The technology to create compelling deepfake videos has been consumerized and is now widely available to non-technical users. As the prevalence of deepfake technology continues to rise, so does the threat deepfakes pose to online security. Cybercriminals leverage a variety of tools and tactics to create bogus accounts and execute deepfake account takeover attacks, exploiting vulnerabilities in authentication systems and preying on unsuspecting users.

To combat this threat effectively, IT (Information Technology) and Security executives must remain vigilant, staying abreast of the latest developments in deepfake technology and implementing appropriate security measures to protect against account takeover and identity fraud.

For attacks targeting people, organizations should undergo cybersecurity training and implement appropriate policies and procedures to guard against well intentioned workers who have simply fallen for the spoof.
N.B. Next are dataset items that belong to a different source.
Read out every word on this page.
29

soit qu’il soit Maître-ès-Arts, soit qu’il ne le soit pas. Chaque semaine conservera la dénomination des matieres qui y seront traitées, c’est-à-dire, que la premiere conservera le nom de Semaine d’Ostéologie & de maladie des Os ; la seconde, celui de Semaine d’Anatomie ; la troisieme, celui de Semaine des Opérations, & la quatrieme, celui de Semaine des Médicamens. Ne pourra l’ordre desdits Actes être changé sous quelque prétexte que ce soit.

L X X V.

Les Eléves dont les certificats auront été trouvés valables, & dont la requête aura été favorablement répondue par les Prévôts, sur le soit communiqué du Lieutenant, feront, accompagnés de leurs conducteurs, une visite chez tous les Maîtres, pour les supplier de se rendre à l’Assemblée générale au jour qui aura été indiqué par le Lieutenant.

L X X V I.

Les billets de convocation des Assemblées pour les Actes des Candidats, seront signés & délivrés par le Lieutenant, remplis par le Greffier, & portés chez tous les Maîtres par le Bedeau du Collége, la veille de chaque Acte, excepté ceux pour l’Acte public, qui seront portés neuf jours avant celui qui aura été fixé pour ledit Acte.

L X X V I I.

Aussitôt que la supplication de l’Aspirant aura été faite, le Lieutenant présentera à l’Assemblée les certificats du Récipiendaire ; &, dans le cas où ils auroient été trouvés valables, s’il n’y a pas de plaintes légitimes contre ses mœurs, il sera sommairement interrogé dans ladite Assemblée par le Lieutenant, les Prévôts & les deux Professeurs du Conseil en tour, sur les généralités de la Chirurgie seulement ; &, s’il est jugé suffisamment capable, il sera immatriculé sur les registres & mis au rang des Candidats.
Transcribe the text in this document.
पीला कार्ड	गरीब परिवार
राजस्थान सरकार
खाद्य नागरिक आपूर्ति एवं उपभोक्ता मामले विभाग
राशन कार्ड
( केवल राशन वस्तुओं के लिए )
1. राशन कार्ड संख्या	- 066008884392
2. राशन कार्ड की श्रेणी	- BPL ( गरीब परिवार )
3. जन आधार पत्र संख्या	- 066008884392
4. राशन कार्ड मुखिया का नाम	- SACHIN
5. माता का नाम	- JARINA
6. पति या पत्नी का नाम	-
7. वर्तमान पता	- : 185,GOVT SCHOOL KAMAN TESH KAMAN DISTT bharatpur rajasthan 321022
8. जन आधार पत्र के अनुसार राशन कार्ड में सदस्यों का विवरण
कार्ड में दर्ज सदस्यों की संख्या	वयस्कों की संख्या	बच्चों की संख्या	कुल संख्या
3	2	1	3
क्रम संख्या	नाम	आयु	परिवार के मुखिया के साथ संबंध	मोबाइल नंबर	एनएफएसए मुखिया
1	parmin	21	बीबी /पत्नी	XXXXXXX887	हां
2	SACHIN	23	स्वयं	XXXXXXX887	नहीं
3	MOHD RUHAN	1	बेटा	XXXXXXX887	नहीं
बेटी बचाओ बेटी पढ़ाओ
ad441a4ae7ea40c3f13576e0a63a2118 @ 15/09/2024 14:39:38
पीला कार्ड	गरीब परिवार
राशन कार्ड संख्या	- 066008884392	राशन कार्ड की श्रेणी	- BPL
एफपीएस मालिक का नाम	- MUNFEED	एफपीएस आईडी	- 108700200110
For organizations looking to modernize identity and access management to eliminate the identity gap with passwords and other knowledge-based approaches, biometric authentication offers an opportunity to improve both the user experience and security, but this is not a one-size fits all proposition. Different forms of biometrics offer varying levels of identity assurance.

By leveraging advanced technologies and taking an “ensemble” approach utilizing various counter defenses in concert including performing passive and active liveness detection, detecting and defeating injection attacks, and verifying identity credentials in real time at user registration, live biometrics can offer the highest level of identity assurance available for granting access to digital systems.

Ample standards exist to define the capabilities of these identity verification and authentication systems. Certification to these standards requires rigorous and ongoing testing to verify efficacy. These include the National Institute of Standards and Technology (NIST 800-63-3), UK DIATF, ISO PAD, FIDO2 and SOC II.

By deploying systems certified to these standards, IT and Security executives can efficiently mitigate the risks posed by deepfake attacks to deliver high assurance trust for digital interactions with workers and customers. This can prevent the creation of accounts based on synthetic or stolen identities, secure legitimate accounts from takeover, and prevent identity-related fraud.